Van Meenen (D66) pleit voor wetenschappelijk onderzoek naar wat werkt bij de bestrijding van kansenongelijkheid. Kan het ministerie daaraan een bijdrage leveren? Slob wijst op een breed onderzoek hiernaar dat nu gaande is. Hij wil waken voor allerlei losse onderzoeken.

Naar aanleiding van signalen van scholen, wil Westerveld (GroenLinks) weten of de voorwaarden voor subsidies om kansenongelijkheid te bestrijden te strikt zijn. We kunnen nooit genoeg doen, is de reactie van Slob, maar hij belooft signalen over struikelblokken bij het aanvragen van subsidies te monitoren.

De leesmotivatie is in Nederland relatief laag en de leesvaardigheid in het primair onderwijs daalt, stelt Slob vast. Naast de ouders, heeft de minister hiervoor een verantwoordelijkheid, vindt Rog (CDA). Hoe gaat hij zorgen dat kinderen op de basisschool in aanraking komen met boeken en niet alleen met begrijpend lezen? Het kabinet licht op dit moment het leesonderwijs door en probeert de samenwerking tussen scholen en bibliotheken te verbeteren, antwoordt Slob.

Van Raan (Partij voor de Dieren) waarschuwt voor lesmateriaal dat is gemaakt door partijen met commerciële belangen, en voor kindermarketing op de basisschool. Volgens Kuzu (DENK) is er lesmateriaal in omloop dat discriminatie en stigmatisering in de hand werkt.

Lerarentekort

Slob probeert specifieke informatie te verkrijgen over de huidige stand van het lerarentekort. Dat lijkt de laatste tijd iets te zijn teruggedrongen. Maar met name de vervanging van leraren die uitvallen is een probleem. En een flink deel van de aspirant-leraren stroomt helaas voortijdig uit, zegt Heerema (VVD). Hoe houden we zo veel mogelijk pabo-studenten binnenboord? Dat heeft inderdaad prioriteit, maar minister Slob benadrukt dat toekomstige leraren wel aan de kwaliteitscriteria moeten voldoen.

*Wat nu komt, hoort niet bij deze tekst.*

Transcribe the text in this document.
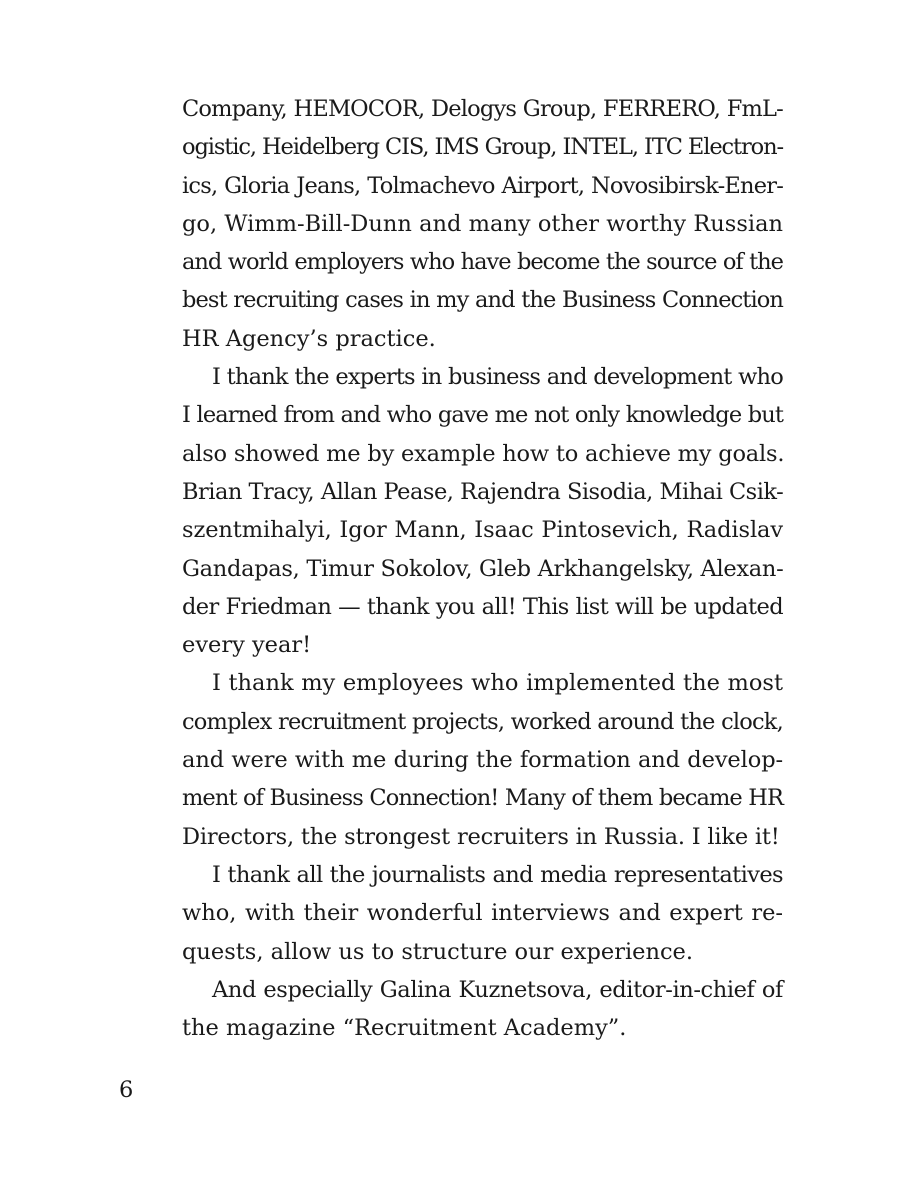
Company, HEMOCOR, Delogys Group, FERRERO, FmL-
ogistic, Heidelberg CIS, IMS Group, INTEL, ITC Electron-
ics, Gloria Jeans, Tolmachevo Airport, Novosibirsk-Ener-
go, Wimm-Bill-Dunn and many other worthy Russian
and world employers who have become the source of the
best recruiting cases in my and the Business Connection
HR Agency’s practice.

I thank the experts in business and development who
I learned from and who gave me not only knowledge but
also showed me by example how to achieve my goals.
Brian Tracy, Allan Pease, Rajendra Sisodia, Mihai Csik-
szentmihalyi, Igor Mann, Isaac Pintosevich, Radislav
Gandapas, Timur Sokolov, Gleb Arkhangelsky, Alexan-
der Friedman — thank you all! This list will be updated
every year!

I thank my employees who implemented the most
complex recruitment projects, worked around the clock,
and were with me during the formation and develop-
ment of Business Connection! Many of them became HR
Directors, the strongest recruiters in Russia. I like it!

I thank all the journalists and media representatives
who, with their wonderful interviews and expert re-
quests, allow us to structure our experience.

And especially Galina Kuznetsova, editor-in-chief of
the magazine “Recruitment Academy”.

6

Kwint (SP) zou graag een massaal offensief zien om mensen die werkloos raken door de coronacrisis tot docent om te scholen, bijvoorbeeld door de lerarenopleiding voor hen te betalen. Er loopt een campagne om nieuwe leraren te werven, zeggen Slob en Van Engelshoven. Het kabinet probeert om WW’ers en zijinstromers het onderwijs binnen te halen.

De woordvoerders leverden hun inbreng in eerste termijn op 13 oktober. De Kamer stemt op 27 oktober over de tijdens het debat ingediende moties. Zij stemt op donderdag 3 december over de begroting.